The $1 million Whitney (G1), contested over 1 1/8 miles at Saratoga on August 6, is an option for his next start, and supporters will keep their fingers crossed for Flightline to avoid setbacks.

The Met Mile served as a “Win & You’re In” for the Breeders’ Cup Dirt Mile (G1).

Grade 1 victor Happy Saver rallied for second, nearly three lengths better than Speaker’s Corner, who was followed by Breeders’ Cup Sprint (G1) winner Aloha West and Informative.

Flightline is out of the Indian Charlie mare Feathered, who captured the two-turn Edgewood (G3) and counted a runner-up in the 1 1/4-mile American Oaks (G1) among three Grade 1 placings.

2 Comments on Flightline stays perfect, romps in Met Mile after slow start

  1. All players and the racing industry must recognize the emergence of Flightline as one of the truly great events in racing history.

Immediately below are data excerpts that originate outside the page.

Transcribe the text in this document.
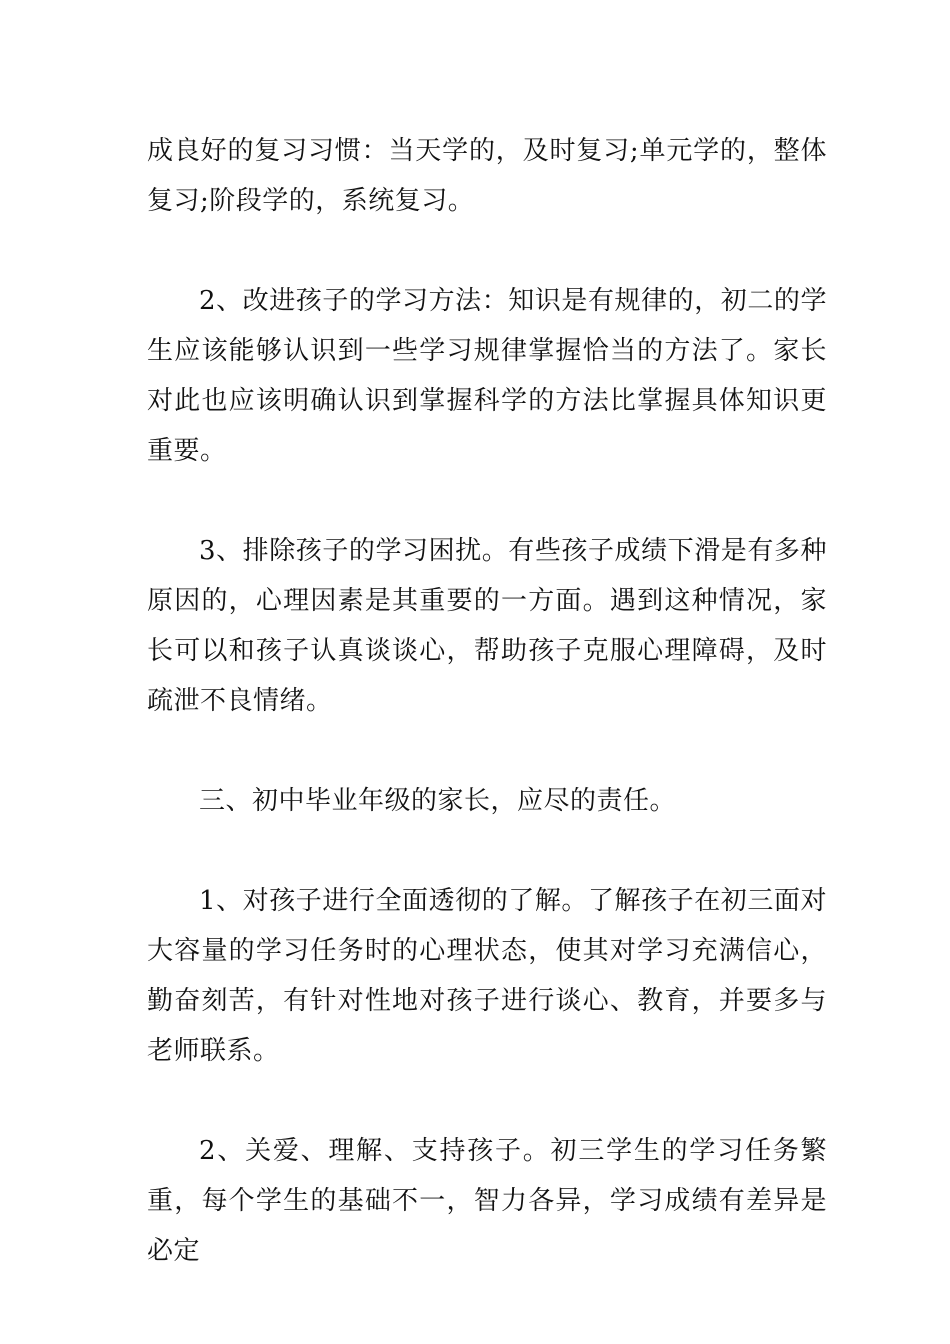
成良好的复习习惯：当天学的，及时复习;单元学的，整体复习;阶段学的，系统复习。

2、改进孩子的学习方法：知识是有规律的，初二的学生应该能够认识到一些学习规律掌握恰当的方法了。家长对此也应该明确认识到掌握科学的方法比掌握具体知识更重要。

3、排除孩子的学习困扰。有些孩子成绩下滑是有多种原因的，心理因素是其重要的一方面。遇到这种情况，家长可以和孩子认真谈谈心，帮助孩子克服心理障碍，及时疏泄不良情绪。

三、初中毕业年级的家长，应尽的责任。

1、对孩子进行全面透彻的了解。了解孩子在初三面对大容量的学习任务时的心理状态，使其对学习充满信心，勤奋刻苦，有针对性地对孩子进行谈心、教育，并要多与老师联系。

2、关爱、理解、支持孩子。初三学生的学习任务繁重，每个学生的基础不一，智力各异，学习成绩有差异是必定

    • Thanks for commenting, Thomas.
      Flightline is a special talent – he’s been phenomenal so far – but he’s also required at least four months between starts and missed a scheduled race in March due to a physical setback. Fragile to say the least.
      The great ones in racing history were able to string races together, didn’t average three starts per year.
      Granted, Flightline is scheduled to run in the Pacific Classic at Del Mar and Breeders’ Cup Classic at Keeneland in early November, and if he makes those races and continues to impress, the level of recognition will go through the roof.
      The next 4 1/2 months will be key to his legacy.